Мы отошли в тень, затаились и еще через пару минут наблюдали, как Лоренце погрузили в машину скорой помощи. Потом, с чувством выполненного долга, доковыляли до моей квартирки. Мы исполнили долг дважды: сначала нашли подозреваемого, о потом вернули его к жизни, правда чуть не загубив ее своей погоней.
А кто его заставлял бежать?
Джинсы и футболку теперь, наверное, не спасти. Хорошо, хоть вода прогрелась за то время, что нас не было, и можно было хорошенько вымыться.
Кариру мы зафиксировали ногу жесткой повязкой, и он еще спит на дальнем конце моего дивана, который в своем разложенном состоянии, лишь чуть-чуть меньше комнаты. Пора его будить и жарить яичницу.
12.53. Управление полиции Капдая.
Итак, утро. Проснулись мы чуть после одиннадцати. Точнее, я проснулся и разбудил Карира. Его нога болела, и встал он с трудом. Мы позавтракали. Гастон отдал должное моей яичнице «Четыре перца» (рецепт изложу как-нибудь потом, сейчас надо много записать и осмыслить). Потом я отправил шефу выдержки из журнала, с отчетом о наших поисках Лоренце и довез Гастона на его машине к дому на «Ru de Quincenet» в Больё, где у него съемная квартира. Посмотрел, как он ковыляет к подъезду и отправился на электричку, чтобы доехать две остановки до Капдая, в управление. Дежурный офицер – Мериэль Селент – сказала мне, что шеф хочет со мной поговорить и просил его дождаться. Он в Ницце, беседует с комиссаром. Догадываюсь о чем. Мы с Кариром чуть не повесили на управление Ниццы труп. А теперь, когда этот труп, тьфу, дьявол, живой Лоренце лежит в больнице, шефу нужно как-то объяснить начальству, зачем он нам нужен. Нам, а не Ле Гуну, официально проводящему дознание.
А вот и лейтенант-колонель. Выглядит грозно. Дал знать, что ждет меня в кабинете.
12.59. Кабинет начальника управления полиции Капдая.
Первую часть беседы (разнос) я пропущу. Во-первых, в подборе эпитетов лейтенант-колонель сильно уступает моему отцу. Тот в юности, как я думаю, в тот момент, когда решил стать полицейским, задавил в себе поэта. А когда он устраивает разнос, неважно кому, подчиненному или сыну, поэтическое начало берет верх, и метафоры сыплются одна за другой, как горох из прорывшегося пакета в очередь к кассе в Карефуре.

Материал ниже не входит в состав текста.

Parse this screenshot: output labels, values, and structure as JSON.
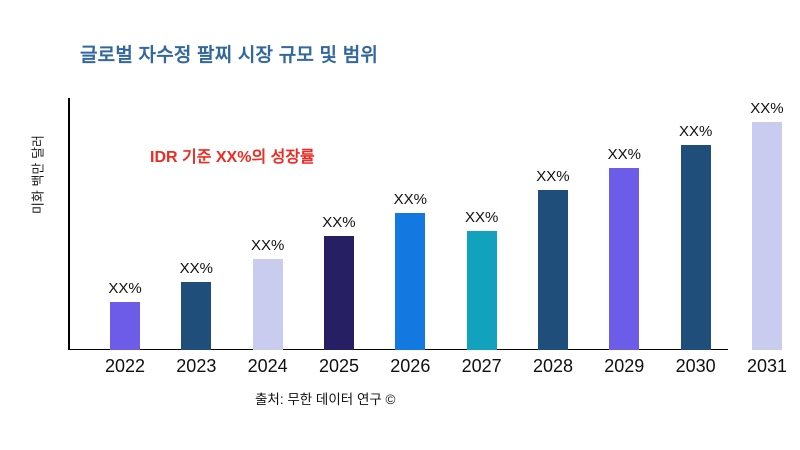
{
  "title": {
    "text": "글로벌 자수정 팔찌 시장 규모 및 범위",
    "color": "#33689E"
  },
  "annotation": {
    "text": "IDR 기준 XX%의 성장률",
    "color": "#EE2B22"
  },
  "footer": {
    "source_text": "출처: 무한 데이터 연구 ©"
  },
  "chart_data": {
    "type": "bar",
    "title": "글로벌 자수정 팔찌 시장 규모 및 범위",
    "xlabel": "",
    "ylabel": "미화 백만 달러",
    "categories": [
      "2022",
      "2023",
      "2024",
      "2025",
      "2026",
      "2027",
      "2028",
      "2029",
      "2030",
      "2031"
    ],
    "values": [
      21,
      30,
      40,
      50,
      60,
      52,
      70,
      80,
      90,
      100
    ],
    "bar_labels": [
      "XX%",
      "XX%",
      "XX%",
      "XX%",
      "XX%",
      "XX%",
      "XX%",
      "XX%",
      "XX%",
      "XX%"
    ],
    "bar_colors": [
      "#6C5CE7",
      "#1F4E7A",
      "#C9CBEF",
      "#261F63",
      "#1379E0",
      "#12A2BE",
      "#1F4E7A",
      "#6C5CE7",
      "#1F4E7A",
      "#C9CBEF"
    ],
    "ylim": [
      0,
      100
    ],
    "grid": false,
    "legend": "none",
    "axis_color": "#000000"
  }
}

А лейтенант-колонель ориентируется на народную мудрость и соответственно на устойчивые метафоры типа «сорваться с петель» и «танцевать на вулкане»46
, которые я сейчас и услышал.А во-вторых, шеф сказал что единственно, почему он не отстранил меня от дознания еще вчера (а вот и не правда, не вчера, а сегодня ночью, потому что вчера он сам мне разрешил поискать Лоренце) – это мой журнал, в котором содержится вся информация по этому делу.
– … и я очень надеюсь, что в данный момент вы настукиваете одним пальцем не эссе о роли мыслителя в современном мире, а ту информацию, которая будет, кха, полезна в дальнейшем,
Ладно. Как скажете. Но пока ничего особо нового не прозвучало.
– Итак, су-лейтенант. Первый результат этой вашей, кху, полицейской операции, это то, что мы, наконец, знаем кто такой этот Лоренце.
–????????
(
– Лоренце Бернарди, тридцать два года, итальянец из Барри (ну или он сам так говорит), мелкий аферист. В сезон живет межу Сен-Тропе и Сан-Ремо. Зимой, уезжает домой. Паразит.
– Не то слово, шеф. Так садануть Карира…
– Паразит в данном случае не личная характеристика Бернарди, а род его занятий.
–?????
– Ну же, Секонда, это у вас классическое образование, не у меня.
– Ааааа… А! Греческий «» времен эллинизма, он же «cliens» в Древнем Риме, он же наш французский «parasite».
– Вот. Он может быть любовником…
– Мужчины? Женщины?
– Ему, судя по тому, что содержится в его досье, без разницы. Сколько у нас, в соответствии с последним циркуляром, может быть полов, при самоидентификации?
– Пять, кажется.
– Кажется… Надо точно знать. Значит, он работает в шести направлениях. Шестое – не любовник, а классический приживал. Что-то среднее между другом и слугой. Досье на него ведется последние четыре года, но ничего по-настоящему криминального, кроме двух сомнительных, с точки зрения семейной морали, завещаний, в нем нет.